Microsoft will soon open its first two data centers in Africa

Microsoft today announced that it will soon open two data center regions for its cloud-based services in Johannesburg and Cape Town South Africa. This marks Microsoft’s first data center expansion into Africa, and the plan is to get these new regions online in 2018.

Like most of its other data centers around the world, these new regions will offer both Azure’s suite of cloud computing tools for developers as well as productivity tools like Office 365 and Dynamics 365. With no data centers in the region, developers and other Microsoft customers currently have to connect to data centers in Europe and accept the increased latency that entails.

“Few places in the world are as dynamic and diverse as Africa today,” Microsoft’s executive vice president for its Cloud and Enterprise group Scott Guthrie writes in today’s announcement. “In this landscape, we see enormous opportunity for the cloud to accelerate innovation, support people across the continent who are working to transform their businesses, explore new entrepreneurship opportunities and help solve some of the world’s hardest problems.”

The addition of these two new regions brings Microsoft’s total number of regions to 40, significantly more than its biggest competitors.
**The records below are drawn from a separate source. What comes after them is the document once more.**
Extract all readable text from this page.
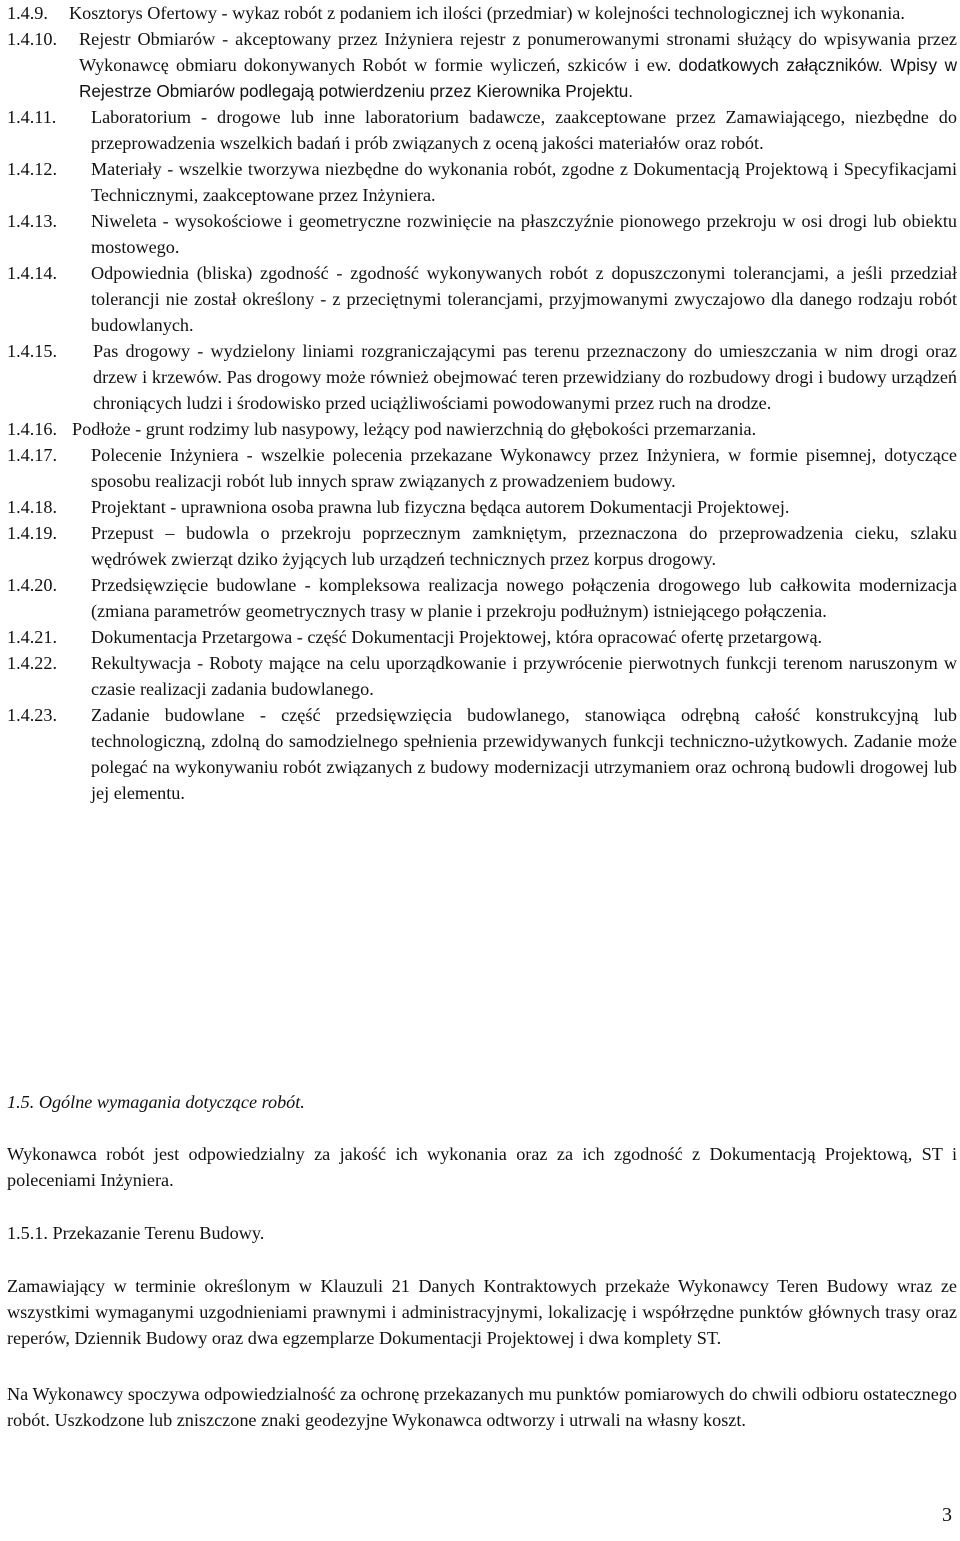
1.4.9. Kosztorys Ofertowy - wykaz robót z podaniem ich ilości (przedmiar) w kolejności technologicznej ich wykonania.
1.4.10. Rejestr Obmiarów - akceptowany przez Inżyniera rejestr z ponumerowanymi stronami służący do wpisywania przez Wykonawcę obmiaru dokonywanych Robót w formie wyliczeń, szkiców i ew. dodatkowych załączników. Wpisy w Rejestrze Obmiarów podlegają potwierdzeniu przez Kierownika Projektu.
1.4.11. Laboratorium - drogowe lub inne laboratorium badawcze, zaakceptowane przez Zamawiającego, niezbędne do przeprowadzenia wszelkich badań i prób związanych z oceną jakości materiałów oraz robót.
1.4.12. Materiały - wszelkie tworzywa niezbędne do wykonania robót, zgodne z Dokumentacją Projektową i Specyfikacjami Technicznymi, zaakceptowane przez Inżyniera.
1.4.13. Niweleta - wysokościowe i geometryczne rozwinięcie na płaszczyźnie pionowego przekroju w osi drogi lub obiektu mostowego.
1.4.14. Odpowiednia (bliska) zgodność - zgodność wykonywanych robót z dopuszczonymi tolerancjami, a jeśli przedział tolerancji nie został określony - z przeciętnymi tolerancjami, przyjmowanymi zwyczajowo dla danego rodzaju robót budowlanych.
1.4.15. Pas drogowy - wydzielony liniami rozgraniczającymi pas terenu przeznaczony do umieszczania w nim drogi oraz drzew i krzewów. Pas drogowy może również obejmować teren przewidziany do rozbudowy drogi i budowy urządzeń chroniących ludzi i środowisko przed uciążliwościami powodowanymi przez ruch na drodze.
1.4.16. Podłoże - grunt rodzimy lub nasypowy, leżący pod nawierzchnią do głębokości przemarzania.
1.4.17. Polecenie Inżyniera - wszelkie polecenia przekazane Wykonawcy przez Inżyniera, w formie pisemnej, dotyczące sposobu realizacji robót lub innych spraw związanych z prowadzeniem budowy.
1.4.18. Projektant - uprawniona osoba prawna lub fizyczna będąca autorem Dokumentacji Projektowej.
1.4.19. Przepust – budowla o przekroju poprzecznym zamkniętym, przeznaczona do przeprowadzenia cieku, szlaku wędrówek zwierząt dziko żyjących lub urządzeń technicznych przez korpus drogowy.
1.4.20. Przedsięwzięcie budowlane - kompleksowa realizacja nowego połączenia drogowego lub całkowita modernizacja (zmiana parametrów geometrycznych trasy w planie i przekroju podłużnym) istniejącego połączenia.
1.4.21. Dokumentacja Przetargowa - część Dokumentacji Projektowej, która opracować ofertę przetargową.
1.4.22. Rekultywacja - Roboty mające na celu uporządkowanie i przywrócenie pierwotnych funkcji terenom naruszonym w czasie realizacji zadania budowlanego.
1.4.23. Zadanie budowlane - część przedsięwzięcia budowlanego, stanowiąca odrębną całość konstrukcyjną lub technologiczną, zdolną do samodzielnego spełnienia przewidywanych funkcji techniczno-użytkowych. Zadanie może polegać na wykonywaniu robót związanych z budowy modernizacji utrzymaniem oraz ochroną budowli drogowej lub jej elementu.
1.5. Ogólne wymagania dotyczące robót.
Wykonawca robót jest odpowiedzialny za jakość ich wykonania oraz za ich zgodność z Dokumentacją Projektową, ST i poleceniami Inżyniera.
1.5.1. Przekazanie Terenu Budowy.
Zamawiający w terminie określonym w Klauzuli 21 Danych Kontraktowych przekaże Wykonawcy Teren Budowy wraz ze wszystkimi wymaganymi uzgodnieniami prawnymi i administracyjnymi, lokalizację i współrzędne punktów głównych trasy oraz reperów, Dziennik Budowy oraz dwa egzemplarze Dokumentacji Projektowej i dwa komplety ST.
Na Wykonawcy spoczywa odpowiedzialność za ochronę przekazanych mu punktów pomiarowych do chwili odbioru ostatecznego robót. Uszkodzone lub zniszczone znaki geodezyjne Wykonawca odtworzy i utrwali na własny koszt.
3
As far as competing cloud platforms go, Google currently offers its developers access to eight regions (but has a plan to aggressively increase this number over the course of this year) and Amazon’s AWS currently operates 16 regions and 42 availability zones.

It’s worth noting that neither Google nor Amazon currently operate regions in Africa, though the number of data centers in the region that are being operated by other companies continues to increase rapidly.